I know the impact factor’s not the be all and end all, but…

In Australia, at least, the impact factor of the journals you publish in plays a large role in your advance in academia. Universities are always under pressure to publish their research in more prestigious journals, conflating the impact factor of the journal and the impact of the research published in it. There are many ways journals can game their impact factor, many ways researchers can game the indices that describe the impact of their work, etc. That said, it’s always good to aim to produce research that will be accepted in a high quality journal.

I’ve been excited about the PLoS journals since their launch and I believe QUT is a subscribing member, which means our publication fees are covered. It’s one of the best Open Access journal groups around and doesn’t appear to be a cash grab like some other publishers who are attempting to use Open Access as a business model to increase profits rather than because they believe in the free dissemination of research.

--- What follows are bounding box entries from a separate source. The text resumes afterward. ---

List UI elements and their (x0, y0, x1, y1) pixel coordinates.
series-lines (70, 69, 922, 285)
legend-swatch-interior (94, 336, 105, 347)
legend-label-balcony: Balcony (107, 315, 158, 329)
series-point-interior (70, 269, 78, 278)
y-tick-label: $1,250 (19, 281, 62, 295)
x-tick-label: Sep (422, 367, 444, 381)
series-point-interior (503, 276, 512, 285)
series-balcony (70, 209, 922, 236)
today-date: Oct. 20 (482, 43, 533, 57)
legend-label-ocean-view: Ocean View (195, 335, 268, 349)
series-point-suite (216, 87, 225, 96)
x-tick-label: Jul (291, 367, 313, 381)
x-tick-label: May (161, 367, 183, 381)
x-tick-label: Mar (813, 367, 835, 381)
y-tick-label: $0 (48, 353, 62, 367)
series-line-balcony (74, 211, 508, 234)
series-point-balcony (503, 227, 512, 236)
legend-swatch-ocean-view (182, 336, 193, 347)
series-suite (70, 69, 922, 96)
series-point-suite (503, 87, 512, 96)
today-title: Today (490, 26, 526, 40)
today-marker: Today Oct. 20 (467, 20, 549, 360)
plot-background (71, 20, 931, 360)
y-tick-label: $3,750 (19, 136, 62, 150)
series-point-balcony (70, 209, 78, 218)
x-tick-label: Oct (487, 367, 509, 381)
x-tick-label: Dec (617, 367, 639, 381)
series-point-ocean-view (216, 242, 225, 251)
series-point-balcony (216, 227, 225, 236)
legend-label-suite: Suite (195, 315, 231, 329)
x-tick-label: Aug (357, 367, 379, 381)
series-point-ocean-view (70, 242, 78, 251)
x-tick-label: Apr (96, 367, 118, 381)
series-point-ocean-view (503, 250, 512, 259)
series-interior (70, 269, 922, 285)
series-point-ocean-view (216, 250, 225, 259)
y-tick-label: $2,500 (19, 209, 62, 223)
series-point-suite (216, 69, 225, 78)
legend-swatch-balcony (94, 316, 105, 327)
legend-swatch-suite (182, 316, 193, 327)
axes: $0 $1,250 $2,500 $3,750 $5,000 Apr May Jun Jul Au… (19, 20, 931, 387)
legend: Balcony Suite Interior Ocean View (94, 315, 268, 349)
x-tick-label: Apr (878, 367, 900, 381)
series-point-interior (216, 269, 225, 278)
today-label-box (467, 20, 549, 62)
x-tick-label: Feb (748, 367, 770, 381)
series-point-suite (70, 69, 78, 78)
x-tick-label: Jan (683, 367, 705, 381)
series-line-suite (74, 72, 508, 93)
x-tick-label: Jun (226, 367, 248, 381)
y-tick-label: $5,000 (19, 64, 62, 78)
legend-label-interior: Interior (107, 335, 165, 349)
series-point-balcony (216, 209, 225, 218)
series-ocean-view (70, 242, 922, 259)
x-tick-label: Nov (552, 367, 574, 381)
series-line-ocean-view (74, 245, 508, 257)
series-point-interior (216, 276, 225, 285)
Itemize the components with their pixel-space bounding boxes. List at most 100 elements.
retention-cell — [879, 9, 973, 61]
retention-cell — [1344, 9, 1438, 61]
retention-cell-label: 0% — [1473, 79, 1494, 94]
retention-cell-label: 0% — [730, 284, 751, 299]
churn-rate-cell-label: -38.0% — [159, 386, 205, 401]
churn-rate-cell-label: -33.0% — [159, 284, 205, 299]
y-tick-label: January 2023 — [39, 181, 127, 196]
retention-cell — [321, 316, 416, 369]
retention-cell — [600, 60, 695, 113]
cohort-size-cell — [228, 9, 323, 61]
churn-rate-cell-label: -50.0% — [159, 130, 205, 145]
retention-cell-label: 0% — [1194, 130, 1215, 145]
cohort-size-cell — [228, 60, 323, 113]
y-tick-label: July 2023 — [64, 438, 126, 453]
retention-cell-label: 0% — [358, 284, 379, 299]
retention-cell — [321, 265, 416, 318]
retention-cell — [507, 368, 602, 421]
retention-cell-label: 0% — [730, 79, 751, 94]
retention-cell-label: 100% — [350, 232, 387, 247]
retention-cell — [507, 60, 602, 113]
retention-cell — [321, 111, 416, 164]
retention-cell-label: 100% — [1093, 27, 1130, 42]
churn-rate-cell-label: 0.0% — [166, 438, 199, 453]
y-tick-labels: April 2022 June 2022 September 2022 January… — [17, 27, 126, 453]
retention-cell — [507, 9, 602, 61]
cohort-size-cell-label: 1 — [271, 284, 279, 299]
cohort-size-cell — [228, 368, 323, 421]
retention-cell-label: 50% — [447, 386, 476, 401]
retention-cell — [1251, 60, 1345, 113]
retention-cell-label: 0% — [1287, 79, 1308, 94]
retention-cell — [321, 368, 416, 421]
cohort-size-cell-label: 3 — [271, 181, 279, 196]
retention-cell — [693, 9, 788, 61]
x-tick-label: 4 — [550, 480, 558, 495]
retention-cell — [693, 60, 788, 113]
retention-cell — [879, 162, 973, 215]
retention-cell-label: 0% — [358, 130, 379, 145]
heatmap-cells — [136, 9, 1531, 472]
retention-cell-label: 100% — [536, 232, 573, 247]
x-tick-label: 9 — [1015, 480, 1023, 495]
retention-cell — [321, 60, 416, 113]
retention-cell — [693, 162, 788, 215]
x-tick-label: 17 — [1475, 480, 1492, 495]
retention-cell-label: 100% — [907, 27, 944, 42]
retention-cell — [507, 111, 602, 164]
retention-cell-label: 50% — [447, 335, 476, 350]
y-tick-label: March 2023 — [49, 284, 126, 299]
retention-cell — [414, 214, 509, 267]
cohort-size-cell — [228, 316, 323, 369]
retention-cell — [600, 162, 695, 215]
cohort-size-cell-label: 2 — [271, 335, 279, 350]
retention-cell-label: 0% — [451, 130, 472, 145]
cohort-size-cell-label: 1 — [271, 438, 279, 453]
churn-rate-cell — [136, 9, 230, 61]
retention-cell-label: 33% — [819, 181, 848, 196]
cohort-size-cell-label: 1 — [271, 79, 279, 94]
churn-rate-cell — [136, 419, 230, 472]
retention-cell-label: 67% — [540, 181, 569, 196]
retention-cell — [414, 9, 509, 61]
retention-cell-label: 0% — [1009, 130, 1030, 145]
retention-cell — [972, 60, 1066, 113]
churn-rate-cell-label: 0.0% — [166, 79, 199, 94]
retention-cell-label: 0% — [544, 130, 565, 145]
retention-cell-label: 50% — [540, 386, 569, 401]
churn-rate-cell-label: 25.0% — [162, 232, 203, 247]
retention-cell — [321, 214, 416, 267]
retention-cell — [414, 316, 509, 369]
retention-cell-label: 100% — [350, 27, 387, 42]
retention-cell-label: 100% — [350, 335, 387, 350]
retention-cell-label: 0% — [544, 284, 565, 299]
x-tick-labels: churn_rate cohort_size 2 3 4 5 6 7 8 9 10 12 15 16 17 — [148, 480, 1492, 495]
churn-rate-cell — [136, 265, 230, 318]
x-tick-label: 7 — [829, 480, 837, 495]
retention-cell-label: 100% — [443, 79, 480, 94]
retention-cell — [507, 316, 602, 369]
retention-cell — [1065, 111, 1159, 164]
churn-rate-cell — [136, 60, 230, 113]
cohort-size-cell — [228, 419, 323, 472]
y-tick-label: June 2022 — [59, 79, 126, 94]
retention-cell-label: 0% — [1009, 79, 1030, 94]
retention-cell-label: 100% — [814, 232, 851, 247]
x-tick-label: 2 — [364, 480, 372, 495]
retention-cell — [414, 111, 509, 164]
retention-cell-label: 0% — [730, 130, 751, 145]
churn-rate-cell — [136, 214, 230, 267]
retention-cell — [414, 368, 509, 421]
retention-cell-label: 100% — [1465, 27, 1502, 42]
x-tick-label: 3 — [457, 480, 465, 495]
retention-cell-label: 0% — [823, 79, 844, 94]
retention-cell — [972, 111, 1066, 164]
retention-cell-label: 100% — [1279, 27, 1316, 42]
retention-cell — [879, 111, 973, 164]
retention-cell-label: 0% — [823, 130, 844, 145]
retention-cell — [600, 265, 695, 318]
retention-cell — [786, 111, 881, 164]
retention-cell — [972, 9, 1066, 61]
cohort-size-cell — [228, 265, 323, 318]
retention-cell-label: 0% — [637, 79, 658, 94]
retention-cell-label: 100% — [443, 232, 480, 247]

UPTECH collected fungi and endotoxin data at the 25 schools, and we’re about to submit the fungi paper (which means work must continue on the endotoxin paper). I was considering whether we should submit to PLoS One (IF 2011: 4.092) and then had a look at what other journals they have which may be an appropriate home. I really think once we get the clinical data from our Southern collaborators we should aim to do the best statistical modelling we can. I’m heartened by the fact that the head of the clinical group we’re working with has a strong background in stats and a desire to learn more Bayesian statistics. I don’t know if we can pull it off, but the prospect of having something investigating the role of fungi and endotoxin on child health published in PLoS Pathogens (IF 2011: 9.172) is exhilarating.